トビハゼがくらす干潟は、平らで隠れ場所も少なく、何も生き物がいないように見えます。でも、実は干潟の表面には珪藻など目に見えない微小な植物が繁茂していて、これを二枚貝やゴカイ・カニなどが餌とし、さらにこれらを食べに水鳥がやってくる、といった多様な生き物による食物連鎖が見られます。干潟はこの食物連鎖の過程で汚れた海水を浄化し、江戸前の豊かな幸をもたらすなど、私たちのくらしへ繋がる重要な場なのです。
そんな干潟を見渡してみるとほら、カニが作る小さな砂団子、ゴカイが排泄して作るモンブランケーキのような形の糞など…。直接生き物は見えなくても、干潟には様々な生き物がくらす目印があります。特設展では、これらの生き物探しのコツをこっそりお教えします。

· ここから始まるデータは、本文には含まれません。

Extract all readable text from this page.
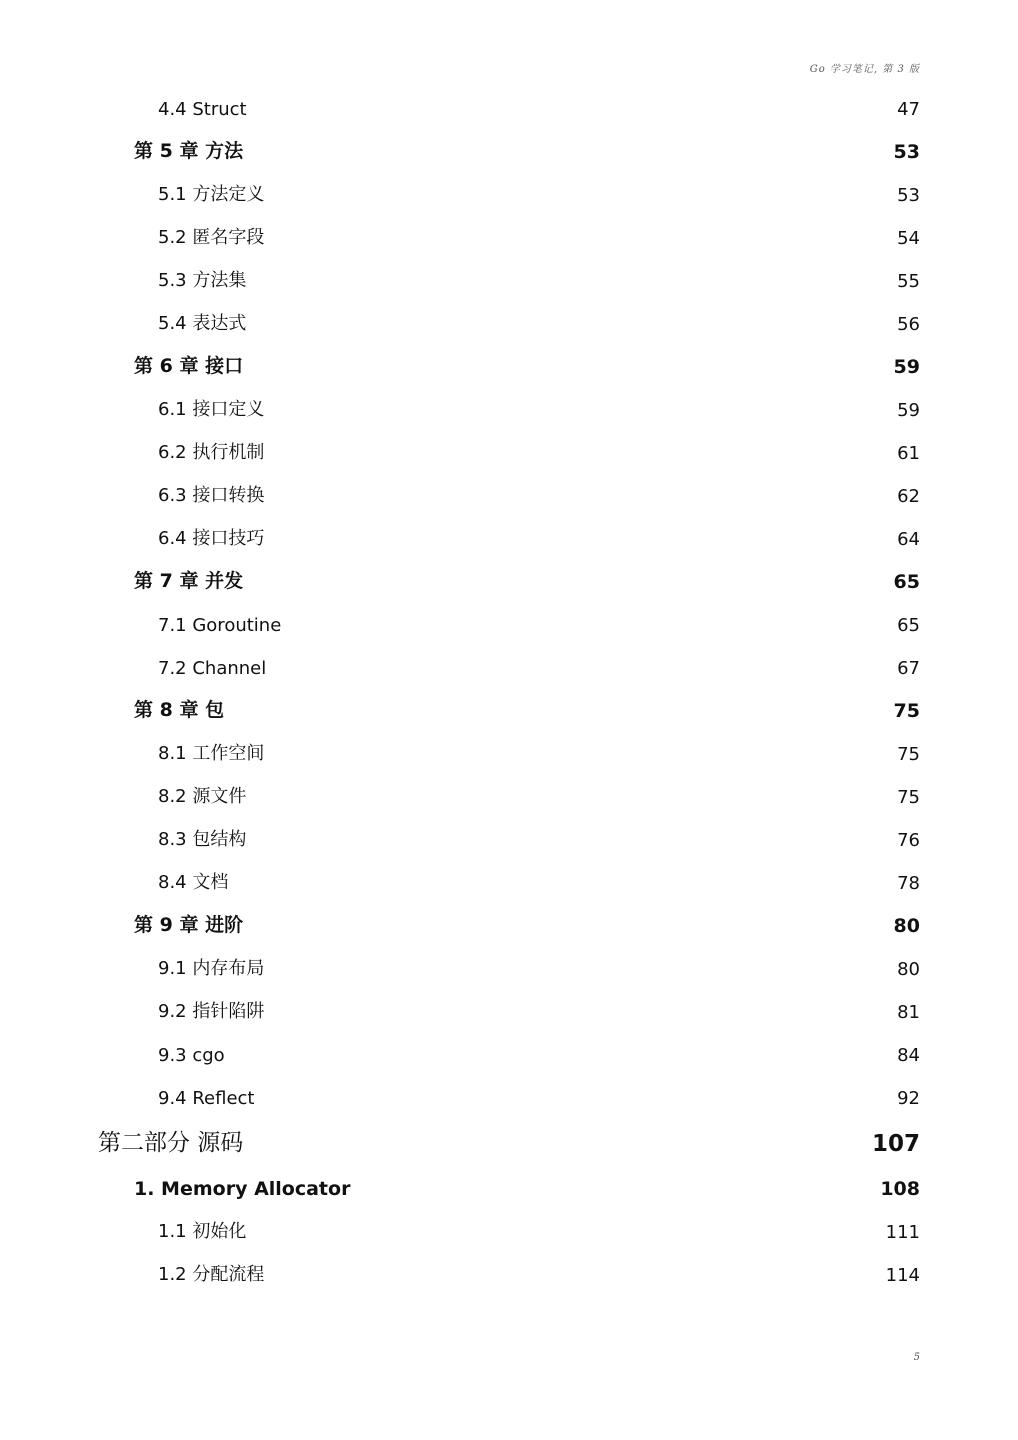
Go 学习笔记, 第 3 版
4.4 Struct	47
第 5 章 方法	53
5.1 方法定义	53
5.2 匿名字段	54
5.3 方法集	55
5.4 表达式	56
第 6 章 接口	59
6.1 接口定义	59
6.2 执行机制	61
6.3 接口转换	62
6.4 接口技巧	64
第 7 章 并发	65
7.1 Goroutine	65
7.2 Channel	67
第 8 章 包	75
8.1 工作空间	75
8.2 源文件	75
8.3 包结构	76
8.4 文档	78
第 9 章 进阶	80
9.1 内存布局	80
9.2 指针陷阱	81
9.3 cgo	84
9.4 Reflect	92
第二部分 源码	107
1. Memory Allocator	108
1.1 初始化	111
1.2 分配流程	114
5
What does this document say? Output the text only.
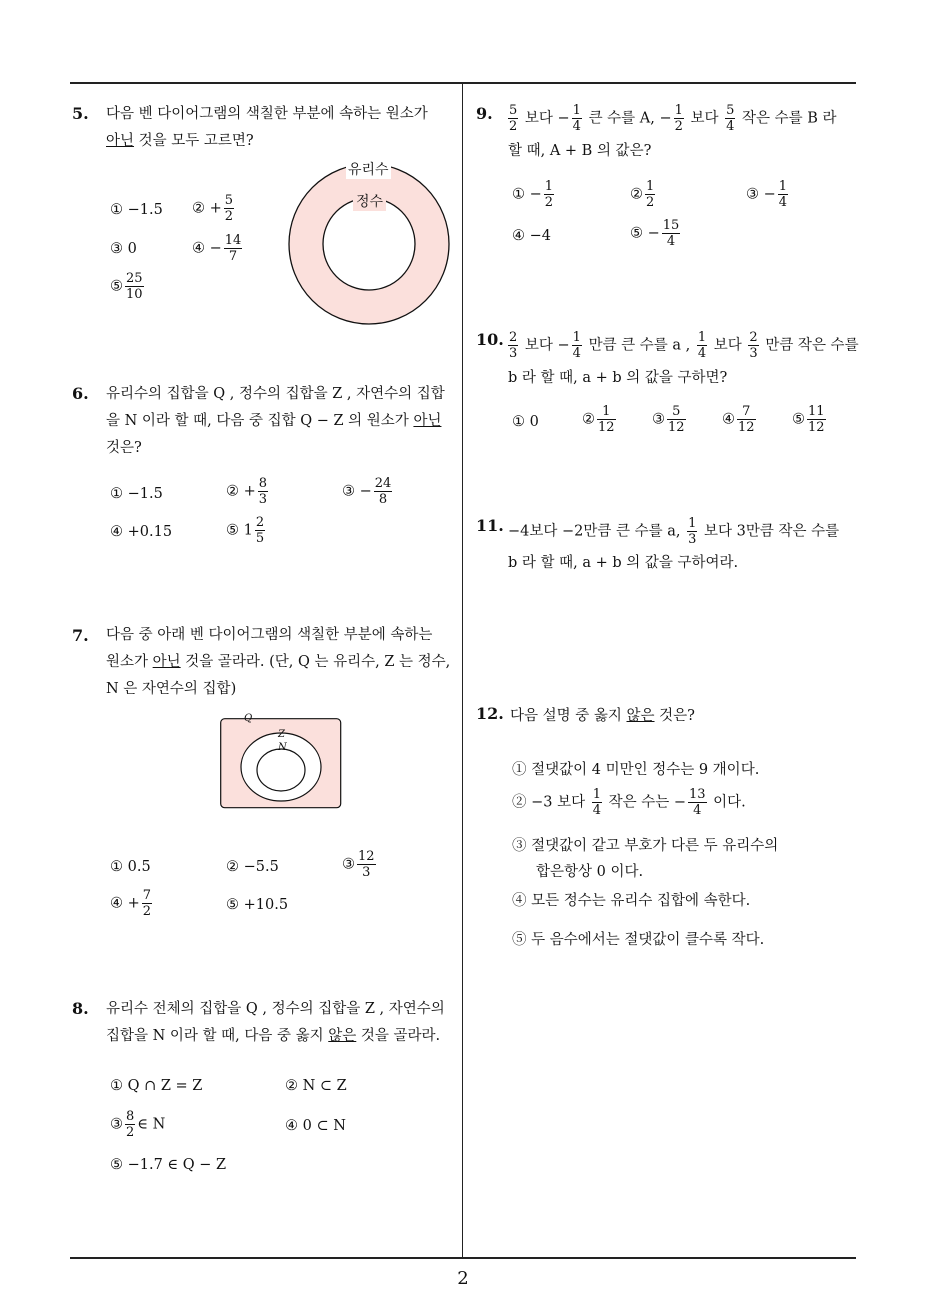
5. 다음 벤 다이어그램의 색칠한 부분에 속하는 원소가
아닌 것을 모두 고르면?
① −1.5 ② + $\frac{5}{2}$
③ 0	④ − $\frac{14}{7}$
⑤ $\frac{25}{10}$
유리수
정수
6. 유리수의 집합을 Q , 정수의 집합을 Z , 자연수의 집합
을 N 이라 할 때, 다음 중 집합 Q − Z 의 원소가 아닌
것은?
① −1.5	② + $\frac{8}{3}$	③ − $\frac{24}{8}$
④ +0.15	⑤ $1 \frac{2}{5}$
7. 다음 중 아래 벤 다이어그램의 색칠한 부분에 속하는
원소가 아닌 것을 골라라. (단, Q 는 유리수, Z 는 정수,
N 은 자연수의 집합)
Q
Z
N
① 0.5	② −5.5	③ $\frac{12}{3}$
④ + $\frac{7}{2}$	⑤ +10.5
8. 유리수 전체의 집합을 Q , 정수의 집합을 Z , 자연수의
집합을 N 이라 할 때, 다음 중 옳지 않은 것을 골라라.
① Q ∩ Z = Z	② N ⊂ Z
③ $\frac{8}{2}$ ∈ N	④ 0 ⊂ N
⑤ −1.7 ∈ Q − Z
9. $\frac{5}{2}$ 보다 − $\frac{1}{4}$ 큰 수를 A, − $\frac{1}{2}$ 보다 $\frac{5}{4}$ 작은 수를 B 라
할 때, A + B 의 값은?
① − $\frac{1}{2}$	② $\frac{1}{2}$	③ − $\frac{1}{4}$
④ −4	⑤ − $\frac{15}{4}$
10. $\frac{2}{3}$ 보다 − $\frac{1}{4}$ 만큼 큰 수를 a , $\frac{1}{4}$ 보다 $\frac{2}{3}$ 만큼 작은 수를
b 라 할 때, a + b 의 값을 구하면?
① 0	② $\frac{1}{12}$	③ $\frac{5}{12}$	④ $\frac{7}{12}$	⑤ $\frac{11}{12}$
11. −4보다 −2만큼 큰 수를 a, $\frac{1}{3}$ 보다 3만큼 작은 수를
b 라 할 때, a + b 의 값을 구하여라.
12. 다음 설명 중 옳지 않은 것은?
① 절댓값이 4 미만인 정수는 9 개이다.
② −3 보다 $\frac{1}{4}$ 작은 수는 − $\frac{13}{4}$ 이다.
③ 절댓값이 같고 부호가 다른 두 유리수의
합은항상 0 이다.
④ 모든 정수는 유리수 집합에 속한다.
⑤ 두 음수에서는 절댓값이 클수록 작다.
2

東京湾は国内最北のトビハゼの生息地で、生物地理の上でも重要な場所です。かつて東京湾奥部に広がる干潟にたくさんいたトビハゼは、戦後の都市化に伴う浅海部の埋め立てで、その数が激減しました。近年、水族園を含め博物館など8施設が協力し、東京湾のトビハゼの保全活動を行っています。水槽内での繁殖や周辺干潟の調査など、水族園が行っているトビハゼ保全の取り組みも紹介します。
この夏はこの特設展(10月31日まで)をみて、身近な干潟に遊びに行ってみてはいかがでしょうか?